TED Antalya Koleji’nde Türk Dili ve Edebiyat Öğretmeni E.K.’nin 29 Ekim'de Cumhuriyeti’nin kuruluşunun 100’üncü yıl dönümü etkinliğinde yaptığı konuşma sosyal medyada gündem oldu.
Görüntülerin sosyal medyada paylaşılmasının ardından Antalya Cumhuriyet Başsavcılığı öğretmen E.K. hakkında "Halkı kin ve düşmanlığa tahrik veya aşağılama" suçlamasıyla soruşturma başlattı.
Dün (30 Ekim) akşam gözaltına alınan öğretmen, bugün savcılığa sevk edildi. Savcılıkta öğretmene konuşmasıyla ilgili soru yöneltildi.
Öğretmen ifadesinde, görüntülerin bilgisi ve rızası dışında paylaşıldığını belirtti ve “Siyasi kamplaşmanın hedefi olmak istemiyorum, siyasi bir amacım yoktur" dedi.
İfade işlemlerinin ardından öğretmen, yurt dışı yasağı ve ayda bir imza şartıyla serbest bırakıldı.

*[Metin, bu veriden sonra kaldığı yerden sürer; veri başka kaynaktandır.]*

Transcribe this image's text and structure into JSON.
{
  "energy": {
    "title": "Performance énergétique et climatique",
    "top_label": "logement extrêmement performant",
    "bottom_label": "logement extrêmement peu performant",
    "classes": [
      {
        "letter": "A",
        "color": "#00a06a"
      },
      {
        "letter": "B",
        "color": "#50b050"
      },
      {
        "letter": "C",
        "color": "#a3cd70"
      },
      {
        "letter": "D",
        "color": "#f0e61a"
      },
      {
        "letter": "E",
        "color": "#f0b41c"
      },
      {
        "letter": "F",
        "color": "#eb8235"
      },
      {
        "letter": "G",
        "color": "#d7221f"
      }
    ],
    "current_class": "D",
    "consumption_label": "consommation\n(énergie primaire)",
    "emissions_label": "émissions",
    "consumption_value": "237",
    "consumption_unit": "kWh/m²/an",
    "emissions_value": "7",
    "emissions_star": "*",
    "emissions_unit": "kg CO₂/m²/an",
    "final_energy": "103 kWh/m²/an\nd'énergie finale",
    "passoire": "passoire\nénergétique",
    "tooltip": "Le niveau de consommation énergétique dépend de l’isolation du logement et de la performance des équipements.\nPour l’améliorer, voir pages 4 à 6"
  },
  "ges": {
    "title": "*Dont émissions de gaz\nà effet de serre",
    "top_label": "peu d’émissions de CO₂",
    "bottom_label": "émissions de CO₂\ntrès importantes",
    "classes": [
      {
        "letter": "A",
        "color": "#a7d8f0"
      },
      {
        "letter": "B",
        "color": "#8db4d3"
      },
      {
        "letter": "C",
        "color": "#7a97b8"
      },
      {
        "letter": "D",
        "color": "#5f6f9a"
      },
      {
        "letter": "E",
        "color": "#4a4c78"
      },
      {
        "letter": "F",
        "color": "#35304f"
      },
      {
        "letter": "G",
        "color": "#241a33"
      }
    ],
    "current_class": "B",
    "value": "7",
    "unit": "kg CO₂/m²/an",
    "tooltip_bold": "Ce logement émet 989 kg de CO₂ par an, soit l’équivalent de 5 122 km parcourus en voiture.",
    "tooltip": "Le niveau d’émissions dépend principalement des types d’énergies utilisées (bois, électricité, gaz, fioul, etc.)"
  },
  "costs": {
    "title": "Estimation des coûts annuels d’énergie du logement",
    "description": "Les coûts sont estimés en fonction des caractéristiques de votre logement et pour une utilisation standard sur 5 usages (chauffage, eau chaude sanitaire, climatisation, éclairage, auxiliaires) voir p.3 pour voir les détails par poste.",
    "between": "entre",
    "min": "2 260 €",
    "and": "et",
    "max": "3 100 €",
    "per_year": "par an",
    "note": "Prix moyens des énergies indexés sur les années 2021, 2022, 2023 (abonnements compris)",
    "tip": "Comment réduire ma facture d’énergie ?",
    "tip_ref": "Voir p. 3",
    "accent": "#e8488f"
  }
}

Antalya Emniyet Müdürlüğü dün yaptığı açıklamada şu ifadelere yer vermişti:
“29.10.2023 günü ilimiz Muratpaşa ilçe sınırları içerisinde faaliyet gösteren TED (Türk Eğitim Derneği) Antalya Koleji’nde bir kadın şahsın ‘Cumhuriyet Kutlamaları’ sırasında yaptığı konuşmada kaydedilen görüntülerinin sosyal medya hesaplarında paylaşılarak konuşma içeriğinden kasıtla; ‘Konuşma yapan şahsın bir öğretmen olduğu, konuşması içeriğinde Türkiye Yüzyılı’nı hedef aldığı, bir eğitim kurumunda siyaset yapıldığı ve birlik ve beraberliği zedeleyerek, ayrıştırıcı tutumun sergilendiği vb.’ şekilde yer alan görüşler üzerine;
Antalya Cumhuriyet Başsavcılığı talimatına istinaden, Antalya Emniyet Müdürlüğü Güvenlik Şube Müdürlüğü ekiplerince şahsın tespitine yönelik çalışmalar yapılmış, yapılan araştırmalarda; Şüpheli (E.K.) isimli şahıs 30.10.2023 günü yakalanmış, şahıs hakkında 5237 sayılı Türk Ceza Kanunu’nun 216. Maddesi kapsamında; ‘Halkı kin ve düşmanlığa tahrik veya aşağılama’ suçundan adli işlem yapılmaktadır.”
Görüntülere göre öğretmen E.K. şunları söylemişti:
“Onun için canını vermeye hazır olanların yanında onun adını anmaktan imtina edenlerle beraber, Cumhuriyet’in bütün nimetlerinden faydalanıp onu yok etmeye çalışıyorlar. Bir yanda 100 yıl önce Anayasa’ya Cumhuriyet yazdırmak için ömrünü feda edenler, bir yanda bugün onu yok etmeye çalışan, Türkiye Yüzyılı masalına herkesi inandırmaya çalışanlar. Peki tüm bunlar olurken sen neredesin? Bildin mi 100 yıl önce kurulmuş Cumhuriyeti’nin değerini? Özgürlük kelimesinin anlamını kavrayabildin mi gerçekten? Kula kulluk etmediğini her gün için şükrettin mi yaradana? Koskoca ülken Araplar için darphane, Bulgarlar için AVM, Suriyeliler için doğumhane, bizim için tımarhaneye dönüştürülmeye çalışılırken sen neredesin?
Tabelalardan Türkiye Cumhuriyeti ibaresi sökülürken, milli marşını kâğıda bakmadan okuyamayan ya da milli marşı okunurken ayağa kalkmaya tenezzül etmeyen bir güruh, gencecik kadın sporcularını yaftalayıp millilikten söz ederken sen neredesin? Cumhuriyet’in göz bebeği bütün fabrikaları bir bir yabancılara satılırken, Türkiye Cumhuriyeti vatandaşlığı parası olan herkese çerez gibi dağıtılırken, yabancılar ülkende imtiyazlarla sefa sürerken, parası olan her şeye hüküm verirken, memurun, doktorun, işçin, öğretmenin kendi ülkesinde ikinci sınıf vatandaş muamelesi görürken ve en önemli geleceğim dediğin gençler umutsuzca ülkeden gitmenin yollarını ararken sen neredesin?”